Lake Chad Basin Stabilization

Roadmap for the G5 Desert to Power initiative gets the green light

Energy ministers of the G5 Sahel countries have validated a regional roadmap for the “Desert to Power” initiative.

In a videoconference held on September 2, the energy ministers of Burkina Faso, Mali, Mauritania, Niger and Chad agreed to pool their resources to develop a stable electricity network using solar power.

In July the African Development Bank approved a $6 million grant to launch the initial phase of the Desert to Power West Africa Regional Energy Programme, which is expected to transform the Sahel by harnessing the region’s abundant solar potential.

The initiative will be implemented in all 11 countries in the Sahelian strip. Its goal is to produce 10,000 megawatts (MW) of solar photovoltaic energy by 2030 for 250 million people.

The G5 regional roadmap includes major projects that will improve access to electricity and relieve the energy frustrations faced by the countries.

The roadmap focuses on four priorities: solar energy and large-scale storage; integration of the grids of the G5 Sahel countries; enabling the pan-Sahelian off-grid programme; and hybridising thermal power plants with renewable energy sources.

The roadmap includes a strategy that will allow the G5 Sahel countries to be in perfect coordination on implementation.

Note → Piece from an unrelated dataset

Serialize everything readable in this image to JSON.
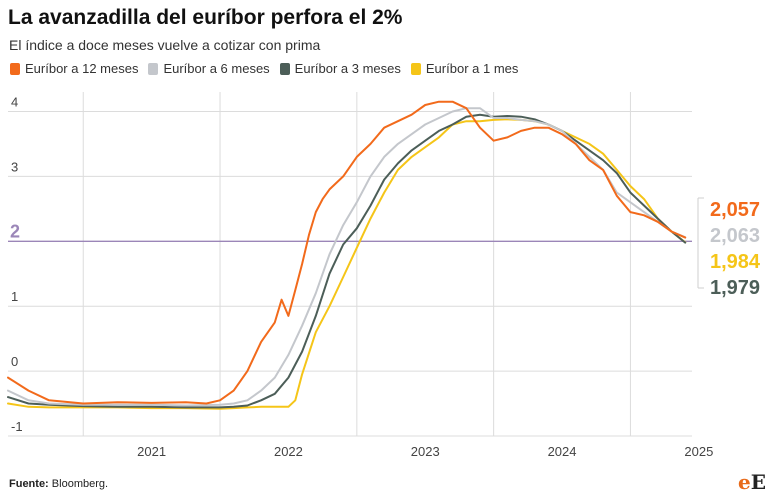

It is expected to complement member countries’ own initiatives.

During the videoconference, the Desert to Power task force reported on the status of projects implemented in the past. These were projects contained in the national roadmaps for 2021: the Yeleen project in Burkina Faso and the Djermaya solar power plant in Chad. Funding for these projects will close at the end of this year.

The task force reported on the progress made in the implementation of technical assistance and project preparation activities. It said the funding would help to facilitate feasibility and impact studies of the hybridisation of power plants and studies on thermal and solar production integration in the electricity grids of the G5 member countries.

The ministers unanimously commended the African Development Bank for implementing the activities of the Desert to Power initiative.

They emphasised the importance of access to reliable energy services at an affordable cost. They asked the bank to support the countries to develop and implement electricity storage systems to integrate renewable energies and stabilise electricity grids.

  • The Desert to Power initiative is a large part of a wider African Development Bank drive to invest $25 billion by 2025 on climate-related programmes, as well as contributing to national energy-access targets.

This is the latest effort by development partners and government leaders – of the G5 Sahel countries Burkina Faso, Chad, Mali, Mauritania and Niger initially – to foster a large-scale transformation of energy sectors in the region and make the most of its abundant renewable energy potential.

The trading of electricity across borders will form an integral part of Desert to Power and could provide enormous opportunities for cost savings and much-needed sources of revenue across the region.